In cases where no anomalies are detected other than clubfoot, doctors do not advise a genetic study.
In 90% of the cases after delivery, a good long-term function of the deformed foot is achieved by treatment. The treatment usually involves the application of casts supported by limited operative intervention and in some cases, surgery is recommended. In about 10% of cases, surgery is necessary to overcome this genetic abnormality. In rare conditions, more than one surgery is essential for the complete correction of clubfoot.
When the fetus is diagnosed with clubfoot it can impact the family, especially the mother’s psychological state. If the parents are aware of this deformity before the child’s birth, they can take necessary precautions and actions before the child is born. Ambady Scan Centre Thrissur has 25 years of operational experience in radiology and fetal medicine.
A note for gynecologists
Congenital Talipes Equinovarus (CTEV) or clubfoot is one of the most common minor congenital abnormalities encountered at birth. It occurs in 0.1 % to 0.2% of the population. The recurrence risk after the birth of one child with isolated clubfoot is 2% to 3% and if one of the parents is affected, the recurrence risk is 3% to 4%.

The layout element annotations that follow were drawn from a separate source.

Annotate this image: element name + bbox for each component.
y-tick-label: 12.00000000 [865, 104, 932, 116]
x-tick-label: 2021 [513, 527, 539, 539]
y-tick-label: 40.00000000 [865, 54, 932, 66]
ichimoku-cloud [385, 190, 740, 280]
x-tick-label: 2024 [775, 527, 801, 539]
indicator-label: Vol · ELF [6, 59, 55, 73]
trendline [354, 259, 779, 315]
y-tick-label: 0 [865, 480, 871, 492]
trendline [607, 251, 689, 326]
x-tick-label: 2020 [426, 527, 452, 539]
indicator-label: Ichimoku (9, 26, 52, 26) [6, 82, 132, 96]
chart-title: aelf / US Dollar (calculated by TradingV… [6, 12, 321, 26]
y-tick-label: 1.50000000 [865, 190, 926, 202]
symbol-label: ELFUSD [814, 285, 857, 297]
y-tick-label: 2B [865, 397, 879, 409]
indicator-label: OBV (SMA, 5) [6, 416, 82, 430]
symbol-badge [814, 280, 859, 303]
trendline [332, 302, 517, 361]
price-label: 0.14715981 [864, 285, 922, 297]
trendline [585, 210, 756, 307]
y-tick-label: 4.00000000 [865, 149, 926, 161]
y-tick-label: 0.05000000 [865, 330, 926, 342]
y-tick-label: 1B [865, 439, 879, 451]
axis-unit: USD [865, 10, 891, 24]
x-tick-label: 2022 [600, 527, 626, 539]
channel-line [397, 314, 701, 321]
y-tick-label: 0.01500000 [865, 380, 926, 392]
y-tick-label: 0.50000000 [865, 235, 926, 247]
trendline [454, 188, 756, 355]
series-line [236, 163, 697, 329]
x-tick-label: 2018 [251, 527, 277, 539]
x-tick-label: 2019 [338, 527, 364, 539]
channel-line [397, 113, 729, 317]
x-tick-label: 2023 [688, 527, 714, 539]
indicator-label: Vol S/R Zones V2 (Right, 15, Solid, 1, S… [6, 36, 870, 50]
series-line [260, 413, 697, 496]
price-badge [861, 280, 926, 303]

It may be positional, congenital (isolated), or part of a syndrome. Clubfoot resulting from in utero positional forces, as may occur with prolonged severe oligohydramnios, multiple gestation, or breech presentation, is not a “true” clubfoot in that the deformity can usually be corrected by manual manipulation of the foot.
Prenatal diagnosis is confirmed if the plantar surface of the foot is persistently visualized in the same plane as the tibia and fibula. Clubfoot can be identified in the first or second trimester. Three-dimensional or four-dimensional US is useful in the evaluation of fetuses with skeletal abnormalities, especially for imaging of the extremities. A careful search for other associated anomalies is recommended. In non-isolated cases, invasive testing and genetic studies are warranted. If isolated, standard obstetric care and delivery is only required.
Up to 26% of cases of clubfoot require no active postnatal management. In 90% of cases, good long-term function is achieved by manipulation and serial application of casts, supported by limited operative intervention. Surgery is necessary in about 10% of cases and in one third more than one operation is needed.
Prenatal diagnosis of CTEV has an impact on the mother and family’s psychological state and in some cases, it can modify the pregnancy’s course. Even if the deformity’s progress cannot be modified in utero, most mothers admit as useful the fact of being aware of it before their child’s birth.